= Musa ibn Zurara =

Musa ibn Zurara (موسى بن زرارة; ) was the emir of Arzen, located on the borders between Upper Mesopotamia (Arabic: al-Jazira) and Armenia, which at the time were provinces of the Abbasid Caliphate.

Musa is the first attested member of his family, and he is only mentioned in the sources by name and patronymic, without a nisba. Consequently, the exact origin and history of his family prior to him is unknown; however they had clearly settled in Arzanene (Armenian: Aghdznik) as part of the wider influx of Arab tribes into Armenia that began under Harun al-Rashid, and may well have been members of the Banu Bakr tribe, much like the Shaybanids who dominated the area of Diyar Bakr. Musa's fief of Arzen was the capital of the district of Arzanene, which in turn was held to belong to the Jaziran sub-province of Diyar Bakr.

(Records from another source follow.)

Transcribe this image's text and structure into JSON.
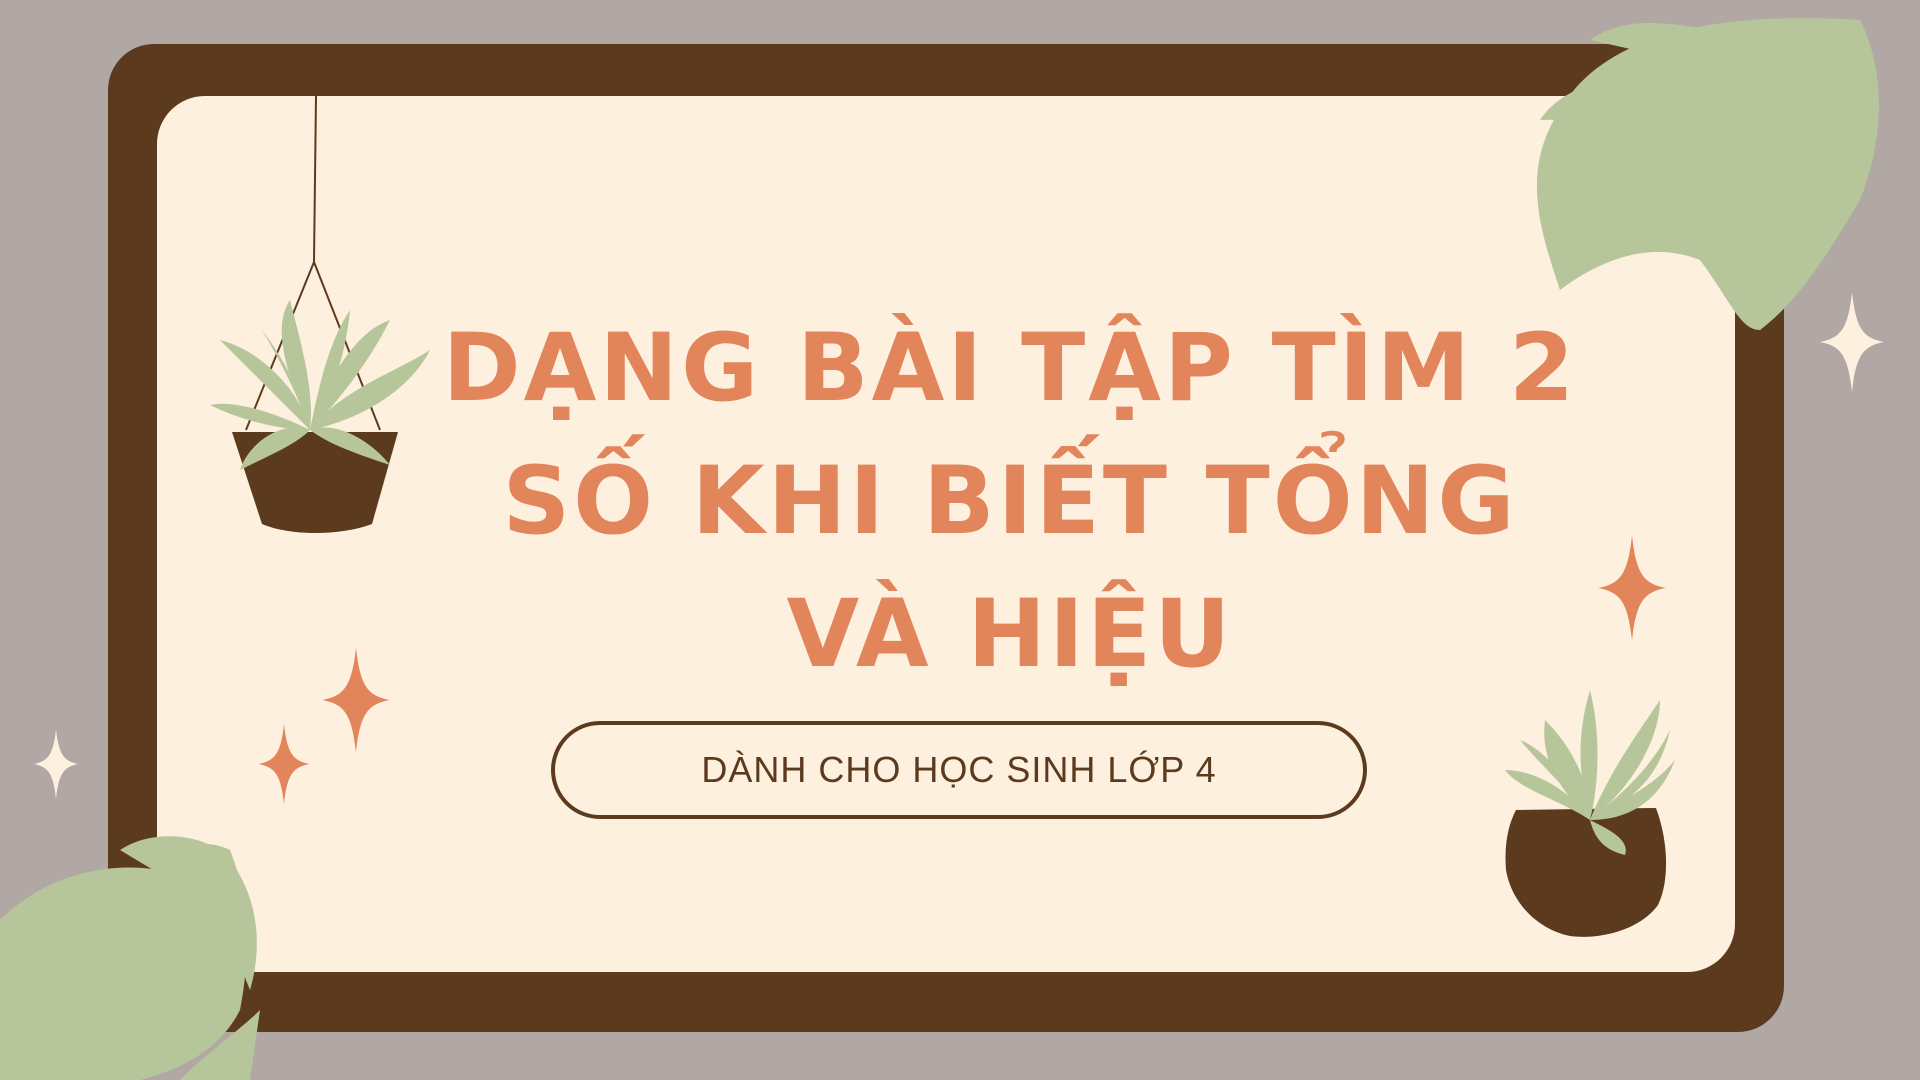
{
  "title": {
    "line1": "DẠNG BÀI TẬP TÌM 2",
    "line2": "SỐ KHI BIẾT TỔNG",
    "line3": "VÀ HIỆU"
  },
  "subtitle": "DÀNH CHO HỌC SINH LỚP 4",
  "colors": {
    "background": "#b1a7a4",
    "frame": "#5c3a1e",
    "card": "#fdf0df",
    "title": "#e2855b",
    "leaf": "#b7c69a",
    "sparkle_white": "#fdf0df"
  },
  "decorations": [
    "monstera-leaf-icon",
    "hanging-plant-icon",
    "potted-plant-icon",
    "sparkle-icon"
  ]
}
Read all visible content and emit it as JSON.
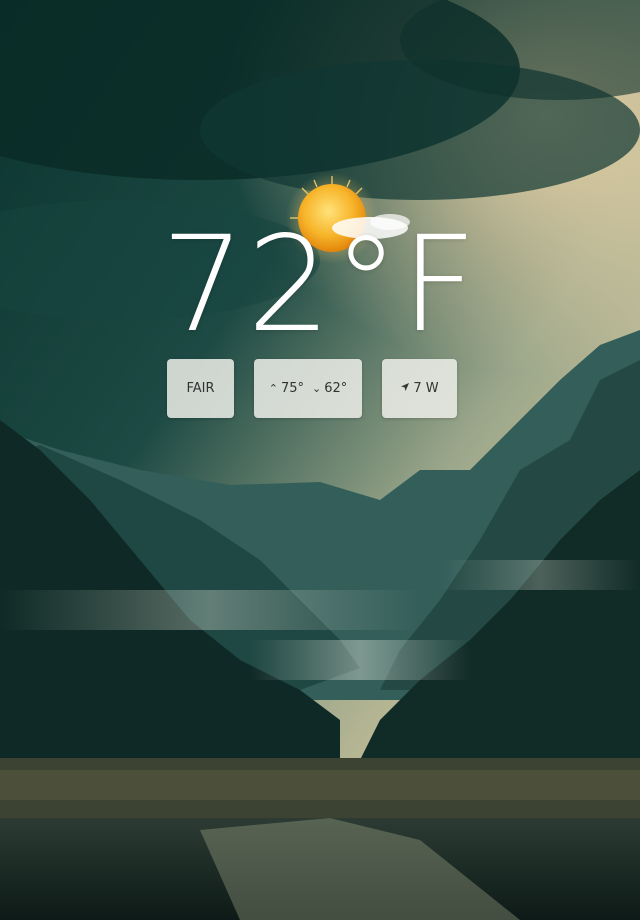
{
  "weather": {
    "temperature": "72°F",
    "condition_icon": "sunny-icon",
    "condition": "FAIR",
    "high": "75°",
    "low": "62°",
    "wind": "7 W"
  },
  "icons": {
    "high": "caret-up-icon",
    "low": "caret-down-icon",
    "wind": "navigation-arrow-icon"
  },
  "colors": {
    "sky_dark": "#0e3a34",
    "sky_light": "#e9d3a8",
    "chip_bg": "#eceee8",
    "text_white": "#ffffff"
  }
}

It is known that Musa had five brothers: Sulayman, Ahmad, Isa, Muhammad, and Harun. In common with other Arab leaders in Armenia, Musa married the sister of a Christian Armenian prince, Bagrat II Bagratuni, whose province of Taron bordered Musa's own domain of Arzanene. His ties to the powerful Bagratuni prince certainly strengthened Musa's own position against other rivals, both Christian and Muslim, but it did not stop him from developing a certain enmity towards Bagrat and taking up arms against him. Thus, when the Abbasid governor, Abu Sa'id Muhammad al-Marwazi, sought to reduce the power and autonomy of the Armenian princes, that had grown greatly during the previous years, he chose Musa and another local Arab lord, al-Ala ibn Ahmad al-Azdi. Musa invaded Taron, while al-Ala attacked the other great southern Armenian principality of Vaspurakan, ruled by Ashot I Artsruni. Ashot defeated al-Ala and evicted him from his territory, and then went to the assistance of Bagrat. The Armenian armies faced and defeated Musa near the capital of Taron, Mush, and pursued him until Baghesh, stopping only after the entreaties of Musa's wife, the sister of Bagrat.

The Armenians then proceeded to massacre the Arab settlers in Arzanene. At this time, Abu Sa'id invaded Armenia with his own army, but died on the way, and was succeeded by his son Yusuf. The latter managed to capture Bagrat and sent him as a prisoner to the Abbasid capital Samarra, but he was later attacked and killed by the inhabitants of Khoyt in early 852. This prompted the Caliph to intervene in force by sending the general Bugha al-Kabir to Armenia. Musa appears to have joined the Armenian uprising at some point; Bugha also accused him of having been involved in the murder of Yusuf. As a result, he and was also carried into captivity to Samarra by Bugha al-Kabir.

After Musa died, he was succeeded by his son Abu'l-Maghra. In order to safeguard his domain against the Shaybanids, he allied himself closely with the Artsruni, marrying an Artsruni princess and even secretly converting to Christianity. In c. 890 he was taken prisoner by the ambitious Shaybanid ruler of Diyar Bakr, Ahmad ibn Isa al-Shaybani, who annexed the Zurarid domains.